Year 2

We began this line of research with a simple hypothesis: that because stem cells are subject to a pressure to constantly renew and remain pluripotent, they may maintain a heightened capacity to respond to and protect themselves from both intrinsic and environmental stressors in comparison to differentiated cells. Previously, we discovered that stem cells exhibited a heightened state of proteostasis, as seen by dramatic increases in their capacity to degrade unwanted proteins. Human embryonic stem cells (hESCs) thus displayed a remarkable capacity to maintain their proteomes that was rapidly lost during differentiation. Over the past two years, we have interrogated this hypothesis through the systematic dissection of both basal and stimulated individual stress response pathways, also known as unfolded protein responses (UPRs), within each of the individual subcellular compartments. To date, we have focused our efforts with an examination of two of the more distinctive and well-characterized stress responses within the mitochondria and ER.

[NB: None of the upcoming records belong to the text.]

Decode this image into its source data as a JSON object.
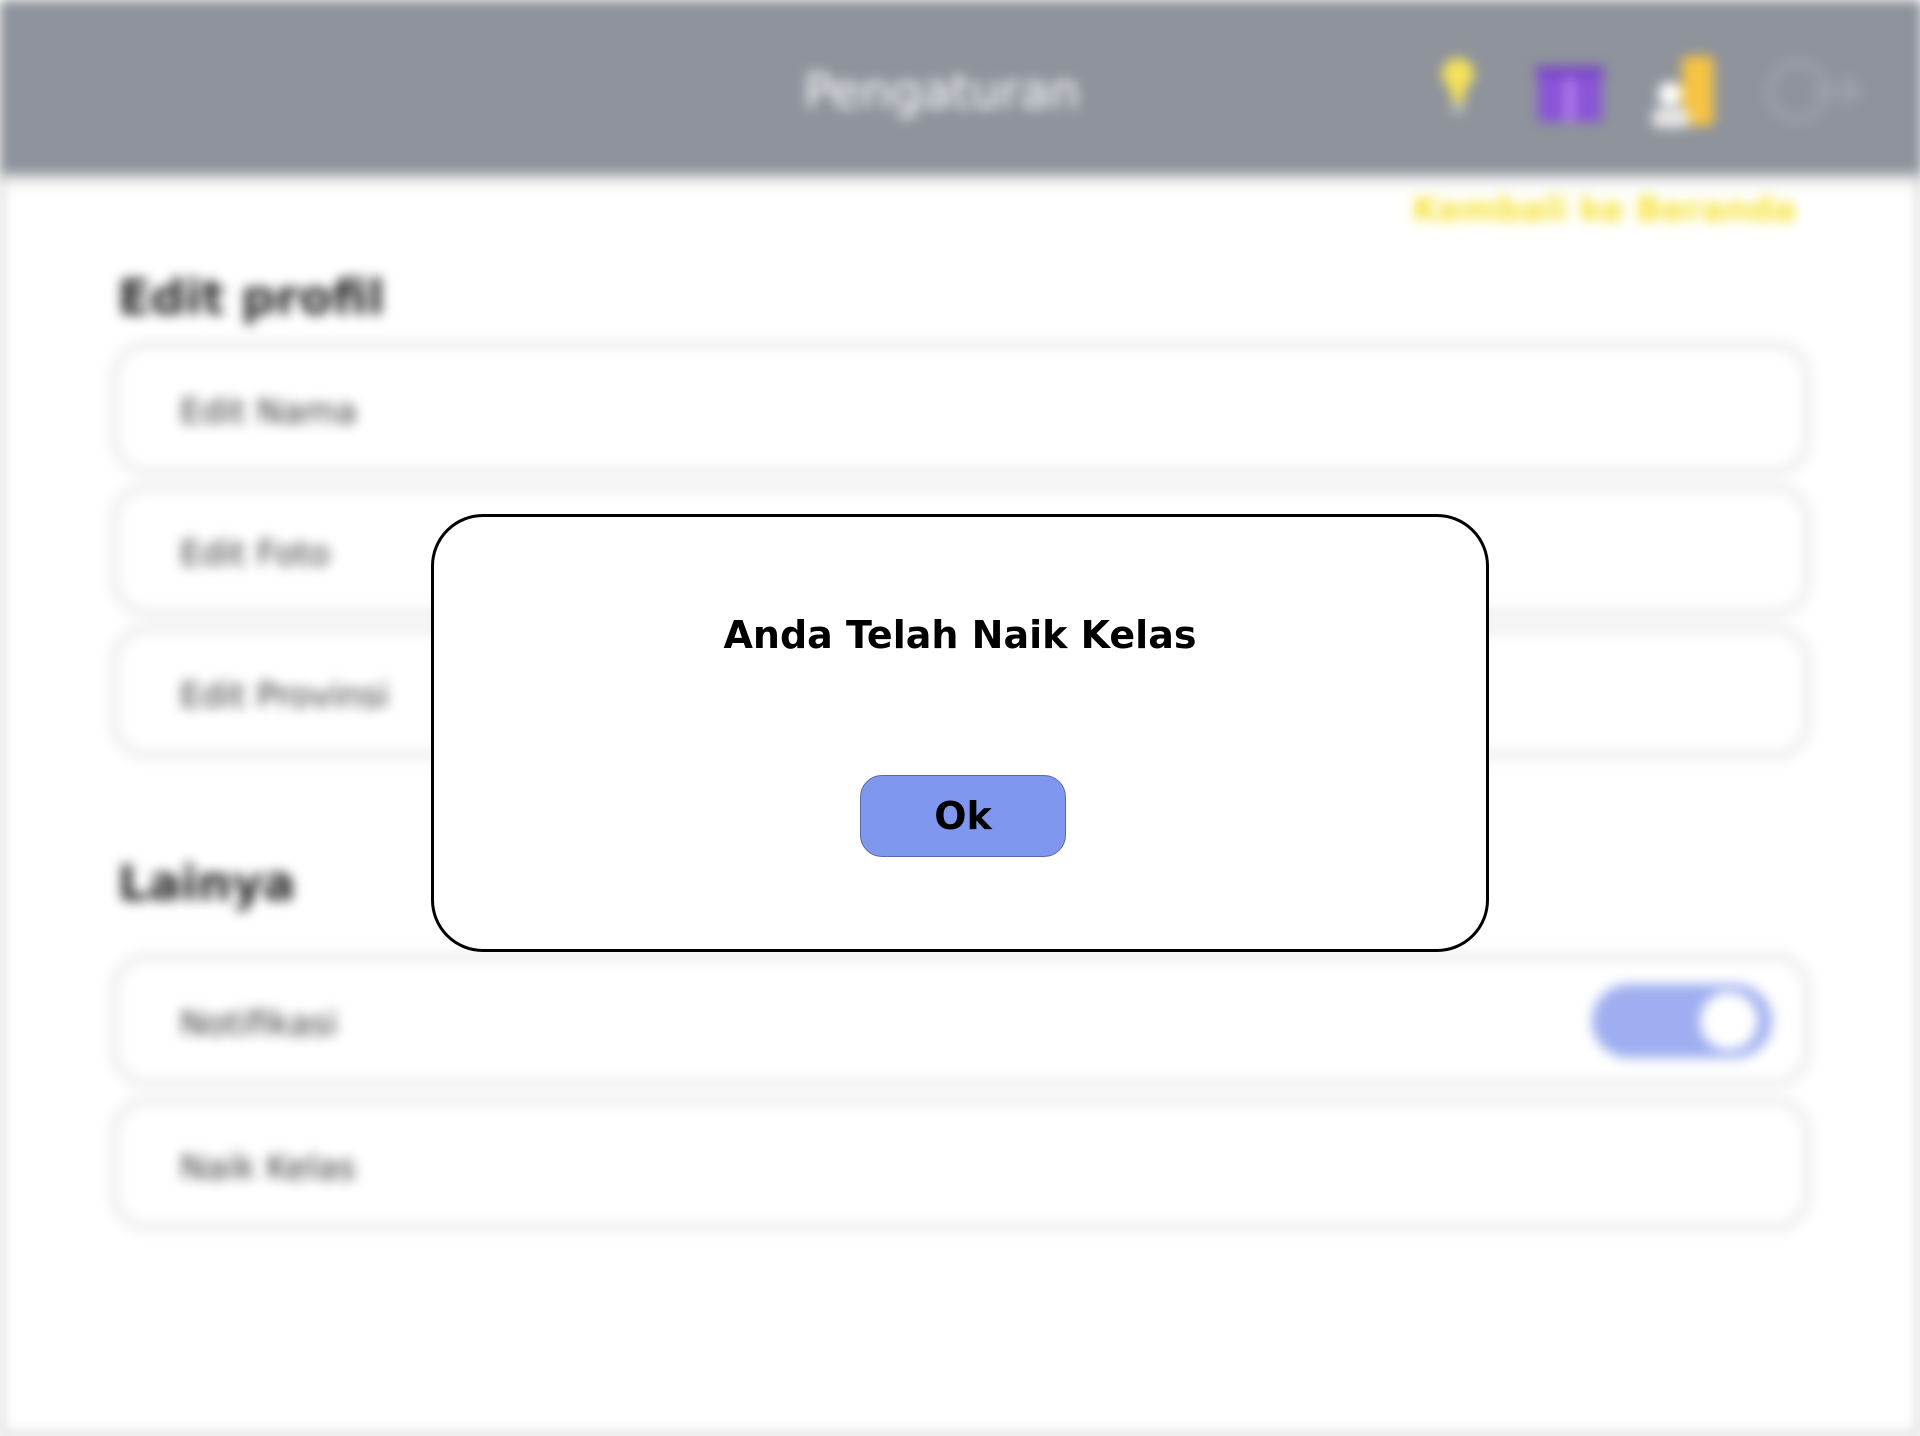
{
  "header": {
    "title": "Pengaturan",
    "icons": [
      "lightbulb-icon",
      "gift-icon",
      "user-icon",
      "logout-icon"
    ]
  },
  "top_link": "Kembali ke Beranda",
  "profile_section": {
    "title": "Edit profil",
    "items": [
      {
        "label": "Edit Nama"
      },
      {
        "label": "Edit Foto"
      },
      {
        "label": "Edit Provinsi"
      }
    ]
  },
  "other_section": {
    "title": "Lainya",
    "items": [
      {
        "label": "Notifikasi",
        "toggle_on": true
      },
      {
        "label": "Naik Kelas"
      }
    ]
  },
  "dialog": {
    "message": "Anda Telah Naik Kelas",
    "ok_label": "Ok"
  },
  "colors": {
    "header_bg": "#8e939c",
    "accent_blue": "#7f97ef",
    "link_yellow": "#f6e233"
  }
}
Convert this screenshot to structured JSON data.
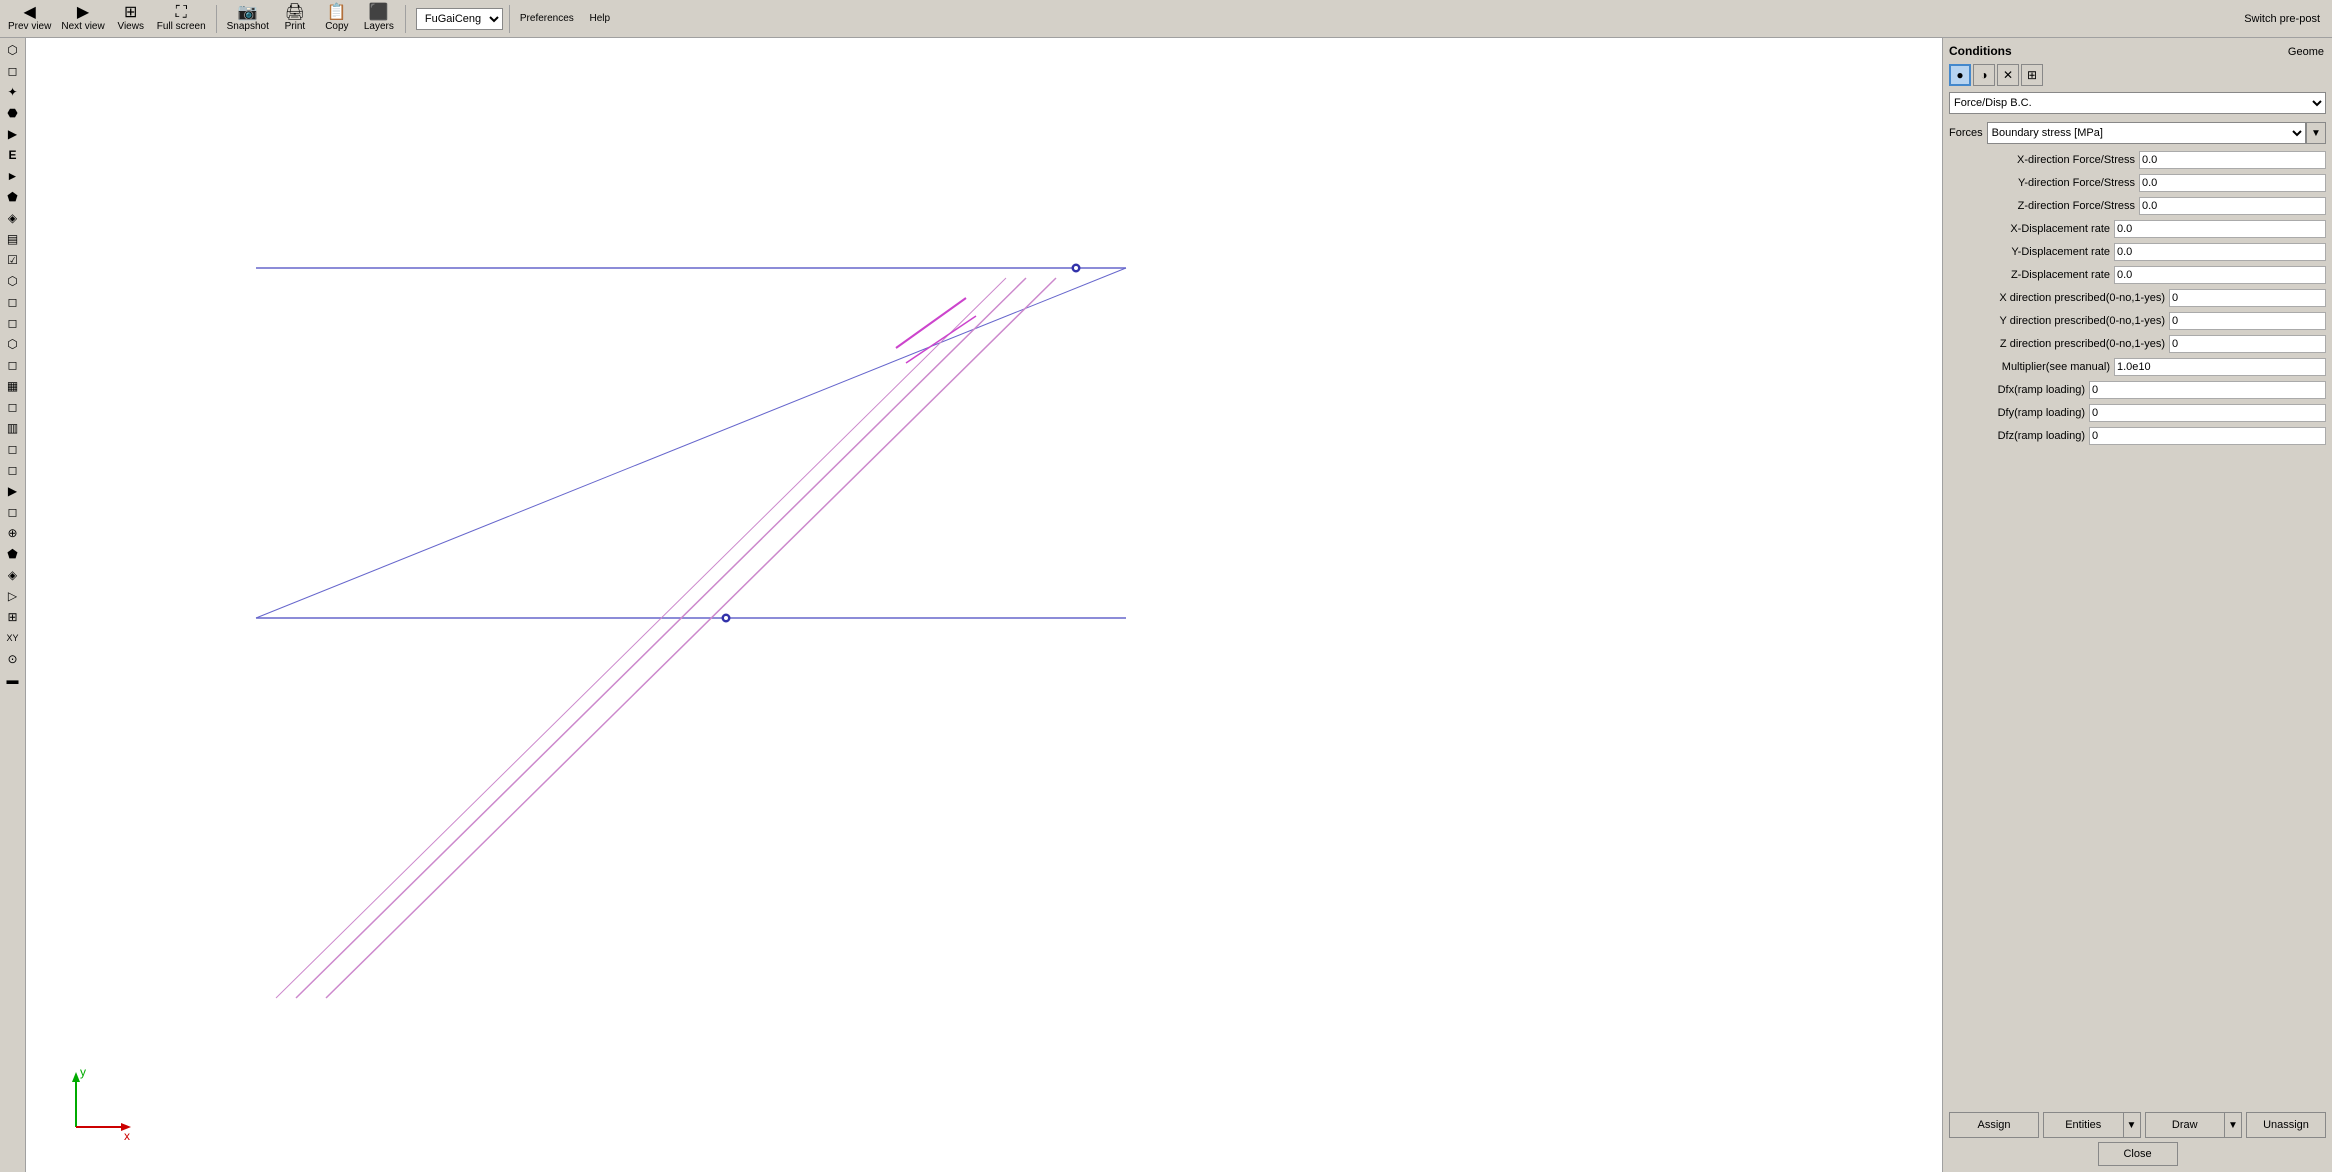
{
  "toolbar": {
    "prev_view_label": "Prev view",
    "next_view_label": "Next view",
    "views_label": "Views",
    "full_screen_label": "Full screen",
    "snapshot_label": "Snapshot",
    "print_label": "Print",
    "copy_label": "Copy",
    "layers_label": "Layers",
    "layer_value": "FuGaiCeng",
    "preferences_label": "Preferences",
    "help_label": "Help",
    "switch_pre_post_label": "Switch pre-post",
    "geome_label": "Geome"
  },
  "left_tools": [
    "⬡",
    "◻",
    "✦",
    "⬣",
    "▶",
    "E",
    "►",
    "⬟",
    "◈",
    "▤",
    "☑",
    "⬡",
    "◻",
    "◻",
    "⬡",
    "◻",
    "▦",
    "◻",
    "▥",
    "◻",
    "◻",
    "▶",
    "◻",
    "⊕",
    "⬟",
    "◈",
    "▷",
    "⊞",
    "XY",
    "⊙",
    "▬"
  ],
  "panel": {
    "title": "Conditions",
    "icons": [
      "●",
      "◑",
      "✕",
      "⊞"
    ],
    "bc_type": "Force/Disp B.C.",
    "forces_label": "Forces",
    "forces_type": "Boundary stress [MPa]",
    "fields": [
      {
        "label": "X-direction Force/Stress",
        "value": "0.0"
      },
      {
        "label": "Y-direction Force/Stress",
        "value": "0.0"
      },
      {
        "label": "Z-direction Force/Stress",
        "value": "0.0"
      },
      {
        "label": "X-Displacement rate",
        "value": "0.0"
      },
      {
        "label": "Y-Displacement rate",
        "value": "0.0"
      },
      {
        "label": "Z-Displacement rate",
        "value": "0.0"
      },
      {
        "label": "X direction prescribed(0-no,1-yes)",
        "value": "0"
      },
      {
        "label": "Y direction prescribed(0-no,1-yes)",
        "value": "0"
      },
      {
        "label": "Z direction prescribed(0-no,1-yes)",
        "value": "0"
      },
      {
        "label": "Multiplier(see manual)",
        "value": "1.0e10"
      },
      {
        "label": "Dfx(ramp loading)",
        "value": "0"
      },
      {
        "label": "Dfy(ramp loading)",
        "value": "0"
      },
      {
        "label": "Dfz(ramp loading)",
        "value": "0"
      }
    ],
    "assign_label": "Assign",
    "entities_label": "Entities",
    "draw_label": "Draw",
    "unassign_label": "Unassign",
    "close_label": "Close"
  },
  "axis": {
    "x_label": "x",
    "y_label": "y"
  }
}
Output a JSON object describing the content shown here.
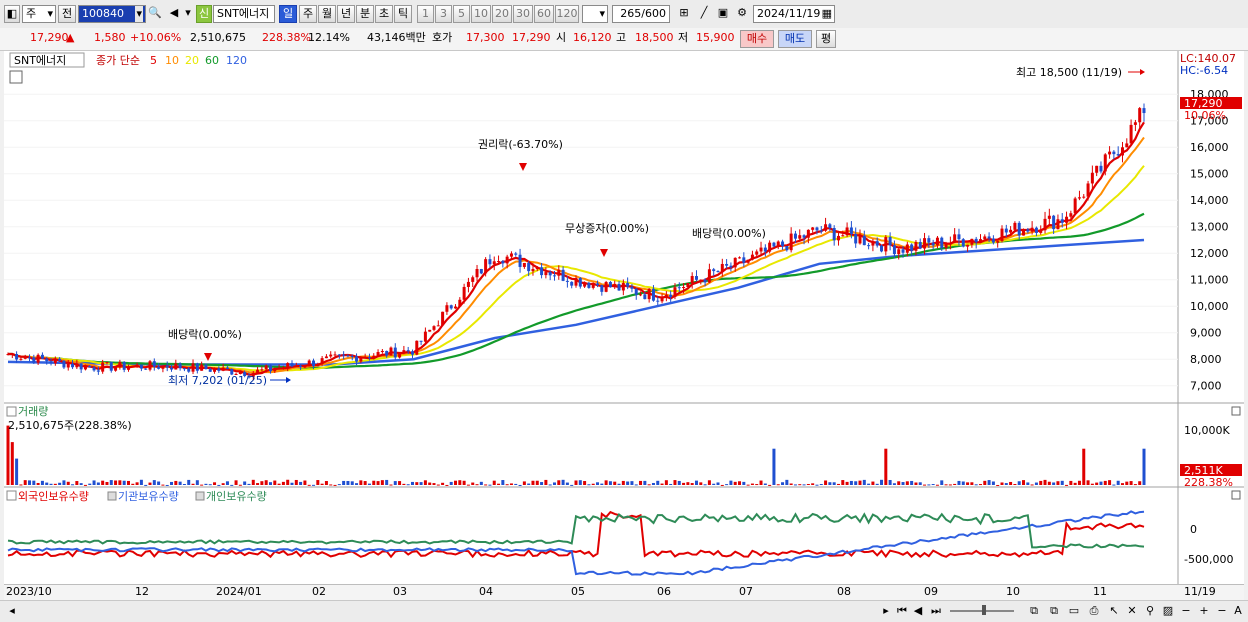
{
  "toolbar": {
    "market": "주",
    "prev": "전",
    "code": "100840",
    "new_badge": "신",
    "stock_name": "SNT에너지",
    "periods": [
      "일",
      "주",
      "월",
      "년",
      "분",
      "초",
      "틱"
    ],
    "numbers": [
      "1",
      "3",
      "5",
      "10",
      "20",
      "30",
      "60",
      "120"
    ],
    "count": "265",
    "count_total": "/600",
    "date": "2024/11/19"
  },
  "quote": {
    "price": "17,290",
    "change": "1,580",
    "change_pct": "+10.06%",
    "volume": "2,510,675",
    "vol_pct": "228.38%",
    "turnover": "12.14%",
    "amount": "43,146백만",
    "hoga_label": "호가",
    "hoga_ask": "17,300",
    "hoga_bid": "17,290",
    "open_label": "시",
    "open": "16,120",
    "high_label": "고",
    "high": "18,500",
    "low_label": "저",
    "low": "15,900",
    "buy": "매수",
    "sell": "매도",
    "avg": "평"
  },
  "price_panel": {
    "legend_name": "SNT에너지",
    "legend_ma_title": "종가 단순",
    "ma": [
      {
        "period": "5",
        "color": "#e00000"
      },
      {
        "period": "10",
        "color": "#ff8c00"
      },
      {
        "period": "20",
        "color": "#e8e800"
      },
      {
        "period": "60",
        "color": "#129a2a"
      },
      {
        "period": "120",
        "color": "#3060e0"
      }
    ],
    "lc": "LC:140.07",
    "hc": "HC:-6.54",
    "y_ticks": [
      "18,000",
      "17,000",
      "16,000",
      "15,000",
      "14,000",
      "13,000",
      "12,000",
      "11,000",
      "10,000",
      "9,000",
      "8,000",
      "7,000"
    ],
    "current_price_tag": "17,290",
    "current_pct": "10.06%",
    "annotations": {
      "high": "최고 18,500 (11/19)",
      "low": "최저 7,202 (01/25)",
      "div1": "배당락(0.00%)",
      "rights": "권리락(-63.70%)",
      "bonus": "무상증자(0.00%)",
      "div2": "배당락(0.00%)"
    }
  },
  "volume_panel": {
    "title": "거래량",
    "value": "2,510,675주(228.38%)",
    "y_tick": "10,000K",
    "current_tag": "2,511K",
    "current_pct": "228.38%"
  },
  "holder_panel": {
    "series": [
      "외국인보유수량",
      "기관보유수량",
      "개인보유수량"
    ],
    "series_colors": [
      "#e00000",
      "#3060e0",
      "#2e8b57"
    ],
    "y_ticks": [
      "0",
      "-500,000"
    ]
  },
  "x_axis": [
    "2023/10",
    "12",
    "2024/01",
    "02",
    "03",
    "04",
    "05",
    "06",
    "07",
    "08",
    "09",
    "10",
    "11",
    "11/19"
  ],
  "chart_data": {
    "type": "line",
    "title": "",
    "x": [
      "2023/10",
      "12",
      "2024/01",
      "02",
      "03",
      "04",
      "05",
      "06",
      "07",
      "08",
      "09",
      "10",
      "11",
      "11/19"
    ],
    "ylim": [
      6500,
      18800
    ],
    "series": [
      {
        "name": "종가",
        "values": [
          8200,
          7700,
          7750,
          7500,
          8000,
          8350,
          12000,
          11000,
          10400,
          11600,
          12900,
          12200,
          12600,
          13300,
          17290
        ]
      },
      {
        "name": "120",
        "values": [
          7900,
          7850,
          7800,
          7800,
          7800,
          8000,
          8800,
          9300,
          10000,
          10700,
          11600,
          11900,
          12100,
          12300,
          12500
        ]
      }
    ]
  }
}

This year we are pleased to report forward progress on many of the aims of our proposal. We find evidence for an important role of subcellular organelles in maintaining stem cell health, and have undertaken several types of genomic analyses to better understand the effect of dysfunctional and/or heightened UPR function on stem cell health. We have found a heightened sensitivity in hESCs to specific stressors, including an inability for hESCs to mount a heightened defense against ER stress. We have completed the construction of multiple fluorescent reporter lines such that we can monitor stress responses in hESCs in vivo, and have begun characterizing all of these in vivo. Finally, we have tested both loss-in-function and gain-in-function roles for the UPR in reprogramming. We find specific requirements of ER UPR transcription factors on the reprogramming efficiency of fibroblasts. Collectively, these results continue to promise exciting, mechanistic gains toward an understanding of basic stem cell biology.